Noah Syndergaard becoming one of NL's elite rookies

NEW YORK -- Noah Syndergaard might have something to say about the National League Rookie of the Year competition before this season ends.

Syndergaard produced his third straight stellar performance, striking out a career-high 13 batters and throwing a career-high 116 pitches as the New York Mets beat the Arizona Diamondbacks 4-2 in Friday’s series opener at Citi Field.

Syndergaard allowed one run on four hits and two walks in eight innings to reduce his season ERA to 3.11. He has allowed three runs in 22 innings in his past three starts.

The Mets (45-42) pulled within two games of the Washington Nationals for first place in the NL East and within two games of the Chicago Cubs for the second NL wild-card spot with Friday's victory.

Syndergaard has considerable ground to make up in a rookie race that features Los Angeles’ Joc Pederson, Philadelphia’s Maikel Franco, Arizona’s Yasmany Tomas, Chicago’s Kris Bryant and San Francisco’s Matt Duffy and Chris Heston.

Last year, NL Rookie of the Year winner Jacob deGrom had a much slimmer field of competitors, headlined by Cincinnati’s Billy Hamilton.

“He’s getting confident,” rookie catcher Kevin Plawecki said about Syndergaard. “He knows his stuff can play here -- and not only play here, but really dominate. He’s been doing tremendous. The more of these good starts he puts together, the confidence just keeps building.”

Syndergaard allowed a game-opening double to A.J. Pollock and eventually a sacrifice fly to Paul Goldschmidt in the first inning, but that was the lone run he surrendered. A year ago with Triple-A Las Vegas, Syndergaard noted, early damage might have led to combustion.

“I feel like after what happened in the first inning, I was able to just be relaxed and go forward after that,” Syndergaard said. “A lot of my worser outings last year in Vegas started off with three or four runs in the first inning. I just couldn’t get out of the first inning without another run being scored.

“I was able to not press the panic button a little bit, have a short-term memory, forget about it and move on to the next batter.”

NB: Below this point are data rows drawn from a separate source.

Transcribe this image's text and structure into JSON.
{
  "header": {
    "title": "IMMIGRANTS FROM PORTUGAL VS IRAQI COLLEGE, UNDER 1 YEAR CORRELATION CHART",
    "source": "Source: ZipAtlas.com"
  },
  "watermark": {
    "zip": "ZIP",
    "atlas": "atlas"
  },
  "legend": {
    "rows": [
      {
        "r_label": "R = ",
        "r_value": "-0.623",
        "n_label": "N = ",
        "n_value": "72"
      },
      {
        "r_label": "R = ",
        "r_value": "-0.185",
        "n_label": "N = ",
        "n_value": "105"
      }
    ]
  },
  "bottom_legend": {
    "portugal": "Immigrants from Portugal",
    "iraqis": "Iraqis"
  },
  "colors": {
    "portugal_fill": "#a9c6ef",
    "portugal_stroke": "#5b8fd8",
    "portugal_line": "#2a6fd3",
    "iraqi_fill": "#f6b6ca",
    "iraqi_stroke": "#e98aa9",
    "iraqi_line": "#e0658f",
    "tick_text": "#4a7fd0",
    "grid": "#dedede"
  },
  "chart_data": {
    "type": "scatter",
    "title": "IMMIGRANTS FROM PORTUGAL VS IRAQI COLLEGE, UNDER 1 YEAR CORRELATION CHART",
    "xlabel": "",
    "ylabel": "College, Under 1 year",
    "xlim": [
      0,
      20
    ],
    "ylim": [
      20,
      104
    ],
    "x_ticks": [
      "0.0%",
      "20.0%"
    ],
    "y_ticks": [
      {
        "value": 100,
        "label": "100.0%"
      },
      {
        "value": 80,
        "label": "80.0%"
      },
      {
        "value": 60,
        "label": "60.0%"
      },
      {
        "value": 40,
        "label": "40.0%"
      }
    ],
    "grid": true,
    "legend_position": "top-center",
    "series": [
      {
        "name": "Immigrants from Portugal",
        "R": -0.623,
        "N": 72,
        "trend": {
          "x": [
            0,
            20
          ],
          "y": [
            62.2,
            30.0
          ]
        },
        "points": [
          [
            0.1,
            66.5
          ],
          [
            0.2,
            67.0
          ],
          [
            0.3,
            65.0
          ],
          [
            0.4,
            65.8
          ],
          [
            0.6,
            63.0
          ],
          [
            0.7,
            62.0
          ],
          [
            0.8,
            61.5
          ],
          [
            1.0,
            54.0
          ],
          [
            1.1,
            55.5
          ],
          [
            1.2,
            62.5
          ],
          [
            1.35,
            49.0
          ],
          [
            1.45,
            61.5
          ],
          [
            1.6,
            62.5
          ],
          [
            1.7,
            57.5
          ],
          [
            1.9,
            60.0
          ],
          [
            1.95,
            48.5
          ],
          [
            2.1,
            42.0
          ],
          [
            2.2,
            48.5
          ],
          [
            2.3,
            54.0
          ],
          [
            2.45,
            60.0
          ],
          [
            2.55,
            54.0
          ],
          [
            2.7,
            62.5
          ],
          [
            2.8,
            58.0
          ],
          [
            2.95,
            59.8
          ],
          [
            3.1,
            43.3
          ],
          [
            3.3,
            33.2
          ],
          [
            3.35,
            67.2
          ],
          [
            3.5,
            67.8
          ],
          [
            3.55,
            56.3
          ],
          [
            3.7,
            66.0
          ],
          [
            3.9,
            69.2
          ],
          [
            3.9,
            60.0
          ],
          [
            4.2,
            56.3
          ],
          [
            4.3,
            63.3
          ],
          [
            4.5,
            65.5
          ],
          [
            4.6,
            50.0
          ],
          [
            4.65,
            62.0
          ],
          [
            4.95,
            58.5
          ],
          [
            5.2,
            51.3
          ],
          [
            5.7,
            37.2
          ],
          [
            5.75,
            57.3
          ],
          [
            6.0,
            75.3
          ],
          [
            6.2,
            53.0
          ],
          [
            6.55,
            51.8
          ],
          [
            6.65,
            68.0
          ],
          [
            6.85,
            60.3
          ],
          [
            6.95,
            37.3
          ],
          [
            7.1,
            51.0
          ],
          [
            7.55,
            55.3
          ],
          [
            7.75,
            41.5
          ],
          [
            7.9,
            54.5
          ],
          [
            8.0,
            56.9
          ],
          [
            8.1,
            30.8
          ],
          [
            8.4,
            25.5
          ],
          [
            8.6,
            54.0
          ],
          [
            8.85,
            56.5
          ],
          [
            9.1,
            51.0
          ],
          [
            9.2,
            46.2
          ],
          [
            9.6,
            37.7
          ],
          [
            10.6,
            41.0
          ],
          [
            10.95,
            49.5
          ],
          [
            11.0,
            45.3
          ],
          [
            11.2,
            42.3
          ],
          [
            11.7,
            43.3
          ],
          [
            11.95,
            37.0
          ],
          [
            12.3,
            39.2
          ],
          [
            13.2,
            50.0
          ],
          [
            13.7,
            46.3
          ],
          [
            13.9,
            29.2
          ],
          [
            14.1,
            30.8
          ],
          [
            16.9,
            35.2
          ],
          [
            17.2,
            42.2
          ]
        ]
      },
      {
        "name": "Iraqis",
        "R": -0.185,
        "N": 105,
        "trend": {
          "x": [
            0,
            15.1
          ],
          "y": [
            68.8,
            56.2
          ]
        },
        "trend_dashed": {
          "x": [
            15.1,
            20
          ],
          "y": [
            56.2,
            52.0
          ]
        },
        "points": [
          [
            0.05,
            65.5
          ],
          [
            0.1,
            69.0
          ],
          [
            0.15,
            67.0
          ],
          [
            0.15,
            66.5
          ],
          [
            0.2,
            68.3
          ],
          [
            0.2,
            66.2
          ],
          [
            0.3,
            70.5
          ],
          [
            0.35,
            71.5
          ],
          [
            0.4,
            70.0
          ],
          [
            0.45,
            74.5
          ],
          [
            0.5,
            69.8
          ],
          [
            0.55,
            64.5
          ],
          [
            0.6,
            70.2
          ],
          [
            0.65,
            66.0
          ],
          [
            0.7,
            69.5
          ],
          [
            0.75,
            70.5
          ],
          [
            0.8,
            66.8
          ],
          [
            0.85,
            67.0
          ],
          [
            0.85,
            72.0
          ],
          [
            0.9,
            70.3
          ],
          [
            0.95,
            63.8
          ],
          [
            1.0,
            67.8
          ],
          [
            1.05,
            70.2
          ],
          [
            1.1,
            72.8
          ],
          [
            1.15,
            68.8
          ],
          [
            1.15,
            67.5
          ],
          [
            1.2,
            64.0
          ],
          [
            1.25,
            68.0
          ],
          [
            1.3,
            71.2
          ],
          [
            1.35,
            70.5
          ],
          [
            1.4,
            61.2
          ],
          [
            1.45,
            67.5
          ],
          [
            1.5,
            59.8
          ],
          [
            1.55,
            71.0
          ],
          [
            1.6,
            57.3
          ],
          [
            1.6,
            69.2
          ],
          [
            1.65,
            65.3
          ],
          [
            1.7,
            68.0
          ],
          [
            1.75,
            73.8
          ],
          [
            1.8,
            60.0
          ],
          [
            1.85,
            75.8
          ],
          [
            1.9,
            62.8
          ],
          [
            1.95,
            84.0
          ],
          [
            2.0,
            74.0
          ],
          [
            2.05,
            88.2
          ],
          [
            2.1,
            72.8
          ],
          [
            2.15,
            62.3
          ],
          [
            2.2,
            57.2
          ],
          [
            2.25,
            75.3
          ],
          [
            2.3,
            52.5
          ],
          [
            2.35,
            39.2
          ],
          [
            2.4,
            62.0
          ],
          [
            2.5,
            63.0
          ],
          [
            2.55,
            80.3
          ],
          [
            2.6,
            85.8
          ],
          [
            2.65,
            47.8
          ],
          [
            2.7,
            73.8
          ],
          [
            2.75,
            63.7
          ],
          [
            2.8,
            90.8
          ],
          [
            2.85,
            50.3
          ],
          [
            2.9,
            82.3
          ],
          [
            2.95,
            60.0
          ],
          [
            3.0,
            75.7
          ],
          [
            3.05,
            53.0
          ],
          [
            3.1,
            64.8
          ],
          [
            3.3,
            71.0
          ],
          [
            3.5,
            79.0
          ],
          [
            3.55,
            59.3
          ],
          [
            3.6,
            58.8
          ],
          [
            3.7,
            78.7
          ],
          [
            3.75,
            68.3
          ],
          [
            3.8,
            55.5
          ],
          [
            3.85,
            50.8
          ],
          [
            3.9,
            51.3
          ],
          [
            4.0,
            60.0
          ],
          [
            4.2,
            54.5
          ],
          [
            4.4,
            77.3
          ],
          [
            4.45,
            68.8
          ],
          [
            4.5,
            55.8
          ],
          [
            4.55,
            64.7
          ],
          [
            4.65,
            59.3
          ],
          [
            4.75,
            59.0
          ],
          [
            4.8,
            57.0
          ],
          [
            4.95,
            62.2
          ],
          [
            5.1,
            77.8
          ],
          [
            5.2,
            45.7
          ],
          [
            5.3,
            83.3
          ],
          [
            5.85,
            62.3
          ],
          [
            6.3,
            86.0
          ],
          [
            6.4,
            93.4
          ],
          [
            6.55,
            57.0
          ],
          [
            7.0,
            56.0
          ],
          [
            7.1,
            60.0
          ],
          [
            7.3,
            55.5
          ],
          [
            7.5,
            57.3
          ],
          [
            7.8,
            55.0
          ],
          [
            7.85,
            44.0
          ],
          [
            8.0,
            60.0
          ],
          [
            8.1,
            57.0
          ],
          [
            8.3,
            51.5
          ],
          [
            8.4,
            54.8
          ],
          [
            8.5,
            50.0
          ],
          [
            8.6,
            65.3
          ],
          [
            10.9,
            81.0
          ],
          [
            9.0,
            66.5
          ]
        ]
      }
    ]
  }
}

Said manager Terry Collins: “When you’ve got that kind of stuff, when you pound the strike zone, you’re going to get outs. A lot of strikes. A lot of breaking balls for strikes. A good changeup tonight. His last three have been tremendous.”

Collins pointed to how Syndergaard handled Yasiel Puig at Dodger Stadium in the rookie’s last start and then Goldschmidt on Friday night. After the first-inning sacrifice fly, the All-Star Goldschmidt struck out twice, then popped out in foul territory in the eighth to finish 0-for-3.

“The other day in Los Angeles, when he struck Puig out to end the one inning, that was a major league pitch that good pitchers have to make, and he made it,” Collins said. “Tonight, Paul Goldschmidt is the best hitter in this league, and Noah had a pretty good night against him because he made pitches.”

Collins said Syndergaard felt good and merited handling the eighth inning, especially because he will not pitch again for at least a week due to the All-Star break.

Still, Collins gave a sheepish expression when he learned postgame that 116 pitches marked Syndergaard’s career high.

“I didn’t know that was his career high. Another piece of information I needed to hear,” Collins dryly said. “He deserved to go back out there.”